一. カナリアは鳴く
鳥の気を、害さないようにと、そっと窓の脇に身を寄せて、鳥の鳴き声に意識を置く。
誰が教えてくれたとも、学んだとも、記憶の無い懐かしい歌。
歌声を聞きつつ、私は、幼き頃の記憶の中にいた。
母の腕の中で、湯浴みを頂く私。
タオルを湯に浸し、暖かい濡れたタオルで大事に大事に、丁寧に拭われる。顔を拭いて貰い。耳の後ろを沢山の湯を含んだタオルで拭われ、額、ほう、鼻に、顎。
暖かくて気持ちが良くて。。
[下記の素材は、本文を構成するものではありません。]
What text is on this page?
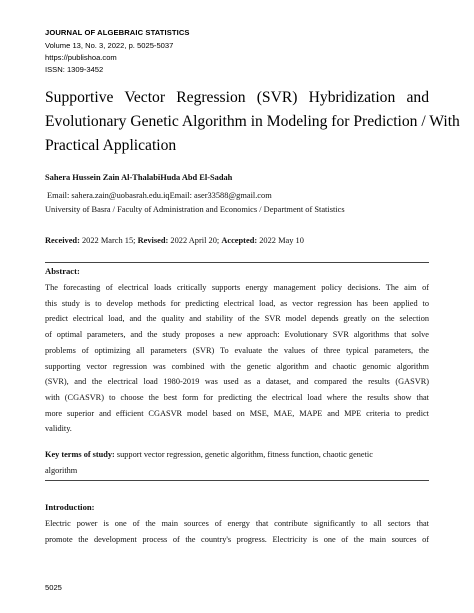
JOURNAL OF ALGEBRAIC STATISTICS
Volume 13, No. 3, 2022, p. 5025-5037
https://publishoa.com
ISSN: 1309-3452
Supportive Vector Regression (SVR) Hybridization and
Evolutionary Genetic Algorithm in Modeling for Prediction / With
Practical Application
Sahera Hussein Zain Al-ThalabiHuda Abd El-Sadah
Email: sahera.zain@uobasrah.edu.iqEmail: aser33588@gmail.com
University of Basra / Faculty of Administration and Economics / Department of Statistics
Received: 2022 March 15; Revised: 2022 April 20; Accepted: 2022 May 10
Abstract:
The forecasting of electrical loads critically supports energy management policy decisions. The aim of
this study is to develop methods for predicting electrical load, as vector regression has been applied to
predict electrical load, and the quality and stability of the SVR model depends greatly on the selection
of optimal parameters, and the study proposes a new approach: Evolutionary SVR algorithms that solve
problems of optimizing all parameters (SVR) To evaluate the values of three typical parameters, the
supporting vector regression was combined with the genetic algorithm and chaotic genomic algorithm
(SVR), and the electrical load 1980-2019 was used as a dataset, and compared the results (GASVR)
with (CGASVR) to choose the best form for predicting the electrical load where the results show that
more superior and efficient CGASVR model based on MSE, MAE, MAPE and MPE criteria to predict
validity.
Key terms of study: support vector regression, genetic algorithm, fitness function, chaotic genetic
algorithm
Introduction:
Electric power is one of the main sources of energy that contribute significantly to all sectors that
promote the development process of the country's progress. Electricity is one of the main sources of
5025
。
お金を稼ぐことも。
食べ物を用意することも。
着る服でさえ。
未来を考えることすら、しなかった。
目が覚めて、ごはんを口に入れられ。
お腹を満たしたら眠り、目が覚めたらあやして貰い。
今の私には、未来を思図る必要の無いこの時が、一番の幸せだったのでは、と、思う情景に私はいた。
幸せって、なんだろう。。。
満たされて。。
不安がない。。
未来を考える必要がない。。
なんだろうか。。。
愛されている。。
カナリアの歌で、私は子供の頃に意識が、タイムスリップしていた。